James McKinney v. Bonita Hoffner

STRANCH, Circuit Judge,

dissenting.

DISSENT

“Where nothing about the request for counsel or the circumstances leading up to the request would render it ambiguous, all questioning must cease. In these circumstances, an accused’s subsequent statements are relevant only to the question whether the accused waived the right he had invoked.” Smith v. Illinois, 469 U.S. 91, 98, 105 S.Ct. 490, 83 L.Ed.2d 488 (1984). This is not a case about an ambiguous invocation of counsel. As the government conceded at oral argument, McKinney’s statement that he would “just [as soon] wait until I get a public defender or whatever” was a clear invocation of his constitutional right. Because McKinney thus unequivocally invoked the right to counsel, I would hold that only one question remains — whether or not McKinney validly waived that right. See Edwards v. Arizona, 451 U.S. 477, 484-85, 101 S.Ct. 1880, 68 L.Ed.2d 378 (1981); Smith, 469 U.S. at 94-95, 105 S.Ct. 490. I therefore respectfully dissent.

In Edwards, the Supreme Court articulated a “rigid prophylactic rule” governing accused persons in custody. Davis v. United States, 512 U.S. 452, 458, 114 S.Ct. 2350, 129 L.Ed.2d 362 (1994) (citation omitted). This rule “embodies two distinct inquiries. First, courts must determine whether the accused actually invoked his right to counsel. Second, if the accused invoked his right to counsel, courts may admit his responses to further questioning only on finding that he (a) initiated further discussions with the police, and (b) knowingly and intelligently waived the right he had invoked.” Smith, 469 U.S. at 95, 105 S.Ct. 490 (citations omitted). “Invocation and waiver are entirely distinct inquiries, and the two must not be blurred by merging them together.” Id. at 98, 105 S.Ct. 490. Here, focusing on whether the police continued to interrogate McKinney as opposed to whether he validly waived his asserted right does just that and is thus an *376unreasonable application of Supreme Court precedent.

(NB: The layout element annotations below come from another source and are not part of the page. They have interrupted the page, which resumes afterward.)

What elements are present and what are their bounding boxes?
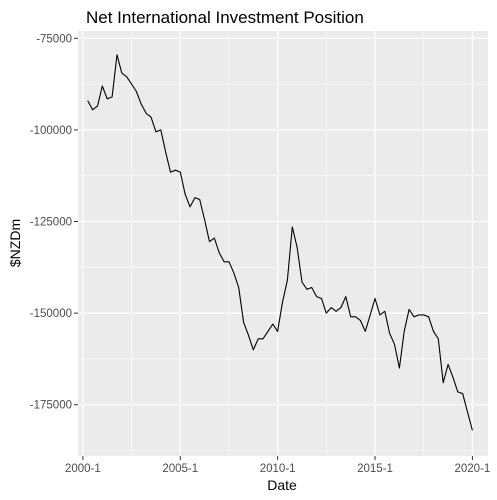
- x-tick-label: 2015-1: [357, 463, 393, 475]
- y-tick-label: -100000: [30, 125, 72, 137]
- x-tick-label: 2005-1: [162, 463, 198, 475]
- y-axis-title: $NZDm: [7, 219, 23, 267]
- y-tick-label: -125000: [30, 217, 72, 229]
- x-tick-label: 2000-1: [65, 463, 101, 475]
- x-axis: 2000-1 2005-1 2010-1 2015-1 2020-1: [65, 456, 490, 475]
- x-tick-label: 2020-1: [455, 463, 491, 475]
- plot-panel: [78, 31, 488, 456]
- y-tick-label: -175000: [30, 400, 72, 412]
- series-line: [87, 54, 473, 431]
- chart-title: Net International Investment Position: [86, 8, 364, 27]
- plot-area: [78, 31, 488, 456]
- y-axis: -75000 -100000 -125000 -150000 -175000: [30, 33, 78, 412]
- y-tick-label: -75000: [36, 33, 72, 45]
- x-axis-title: Date: [267, 477, 297, 493]
- y-tick-label: -150000: [30, 308, 72, 320]
- x-tick-label: 2010-1: [260, 463, 296, 475]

The Supreme Court emphasized in Smith v. Illinois that once an accused requests counsel, as McKinney undisput-edly did here, “[n]o authority, and no logic, permits the interrogator to proceed ... on his own terms and as if the defendant had requested nothing, in the hope that the defendant might be induced to say something casting retrospective doubt on his initial statement that he wished to speak through an attorney or not at all.” Id. at 99, 105 S.Ct. 490 (second alteration in original) (citation omitted). This prohibition is not limited to further interrogation. Case law is clear that police may not “badger[] a defendant into waiving his previously asserted” right to counsel. McNeil v. Wisconsin, 501 U.S. 171, 177, 111 S.Ct. 2204, 115 L.Ed.2d 158 (1991). “Once a suspect asserts the right, not only must the current interrogation cease, but he may not be approached for further interrogation ‘until counsel has been made available to him[.]’ ” Id. at 176-77, 111 S.Ct. 2204 (emphasis added). “If the police do subsequently initiate an encounter in the absence of counsel ... the suspect’s statements are presumed involuntary and therefore inadmissible!).]” Id. at 177, 111 S.Ct. 2204.

The Supreme Court has emphasized repeatedly that a “suspect must unambiguously request counsel” and that “ ‘a statement either is such an assertion of the right to counsel or it is not.’ ” Davis, 512 U.S. at 459, 114 S.Ct. 2350 (quoting Smith, 469 U.S. at 97-98, 105 S.Ct. 490). The government concedes that McKinney’s first statement was.. Consequently, his “subsequent statements are relevant only to the question whether [he] ... waived the right he had invoked.” Smith, 469 U.S. at 98, 105 S.Ct. 490; see also id. (“[A] valid waiver ‘cannot be established by showing only that [the accused] responded to further police-initiated custodial interrogation.’ ” (second alteration in original) (quoting Edwards, 451 U.S. at 484, 101 S.Ct. 1880)). The question of waiver has not been fully briefed by the parties. Because I believe that it is the waiver analysis that must be undertaken in this case, however, I respectfully dissent.